The Soft Times Pt4 Tippys last moments [NSFW] (self.zoophilia)
submitted 2017-04-12 16:20:58 by silverwolf-tippysmat

I cherish the soft times with you From our first hello to your last good bye Lips and tongue tell a tale Of love undying The wonder filled soft times with you

Tippy lay weakly against my arm. A position in ten years held many times by her to bring us closer now seemed miles away. I hugged her little body tight to me and her head dropped to my chest where lay her single infant boy. Her own strength waning, she fed what she could spare to him to give life when hers was gone. My eyes soaked in every little detail of her, fearing forgetfulness after she left, and my mind wandered to the first day we met. Weak in body that day also, she fought still with a determination of mind when all said she had no chance. I saw the life burn brightly that day in her soft brown eyes, and with a hot kiss following those dark lights, she asked for just a small bit of help. So long ago, yet it seemed just yesterday! She helped me more, showing me the feeling and meaning of love when I’d given up on its existence in my soul.

There was no helping her now, just comforting and holding, and praying there was no pain. For her anyway. Still she helped me, turning from her child to gaze lovingly up at my sorrowed face. I begged god selfishly not to take her, then regretted my selfishness when I saw the weariness in her little face. She lay her head down, weightless on my chest, and for the first time since returning from the vet she slept.

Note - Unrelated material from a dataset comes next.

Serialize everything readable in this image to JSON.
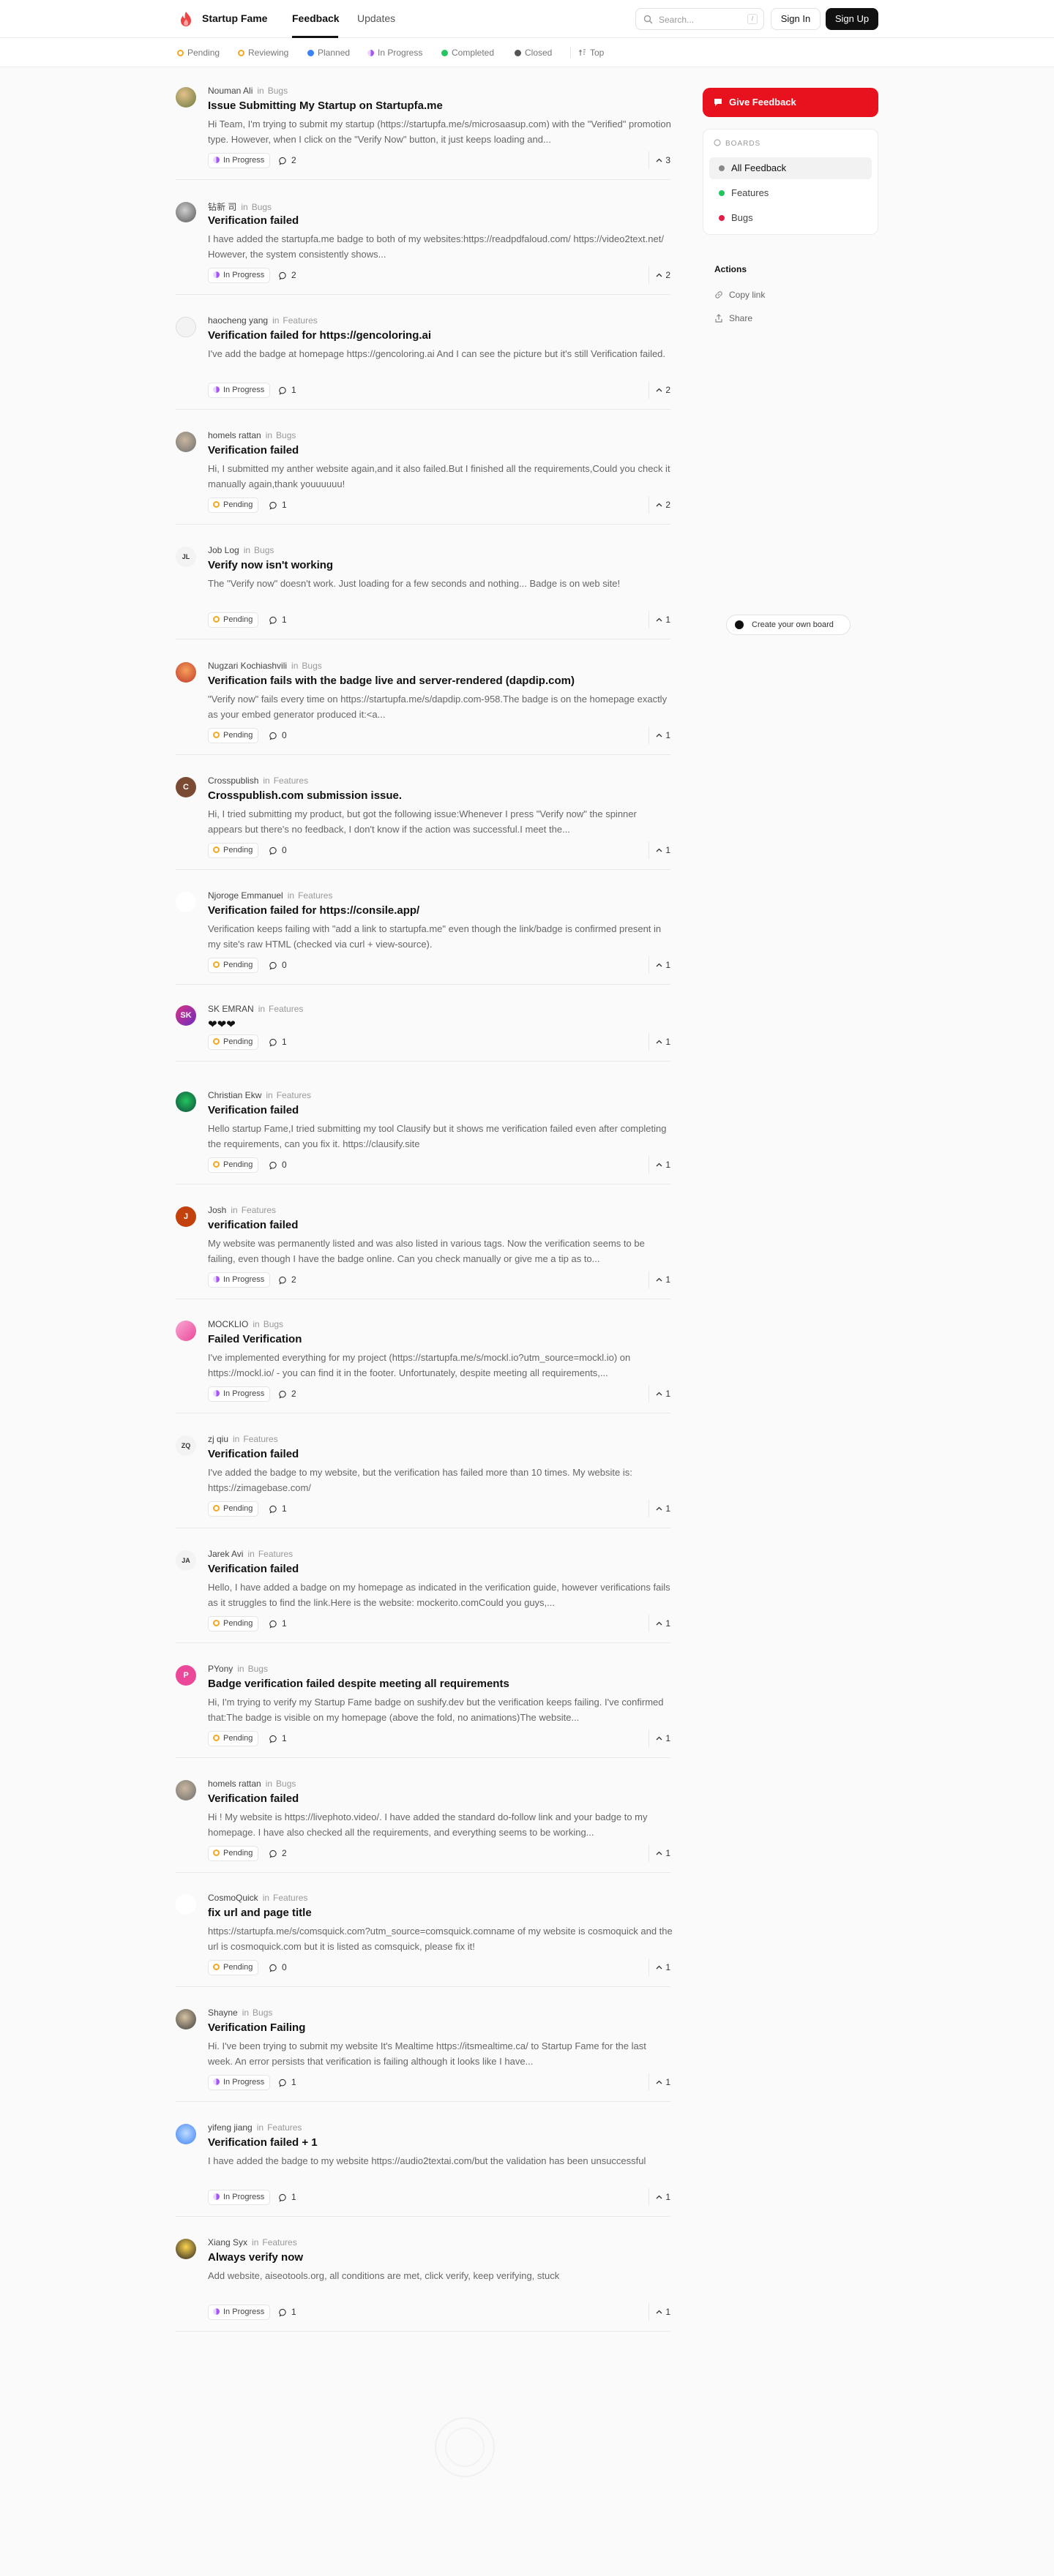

I lifted the puppy, so tiny he fit in my palm, and kissed his still sightless head, then placed him gently between my side and her stomach. My hand felt her body for those shallow, shaky breaths that said “I’m still here”. As she still fought to live, I waited. Waited, I realized, for her to die and for my life to end. Selfish thoughts again, I cursed myself, but they still brought tears as we lay in our bed.

Her eyes opened, whether from need or the sound of my sobs, and as she softly licked her puppy I saw some of the old fire still burn. She trembled, her breath growing more ragged, and raised her wonderful face to mine. I leaned forward, accepting a light, barely noticeable kiss on my lips, lighting the fires of love as had her first. Her sepia eyes met mine with a sadness that sent shivers to the very center of my being. I’d never seen her sad, but be it for leaving him or me, sad she was now.

Another ragged breath, turning suddenly to a haggard gasp and my heart pounded as her head fell limp on my chest. “Tippy!” I screamed though having ‘prepared’ for this time all day. Panicking for myself, I tried to make her breath as I had years before, but her being had gone from the form. Cursing every god I knew, I raged silently for my loss and, that last kiss still burning on my lips, held her tight still un-accepting of her death.

I miss the soft times with you But will miss them no longer while you remain in my heart.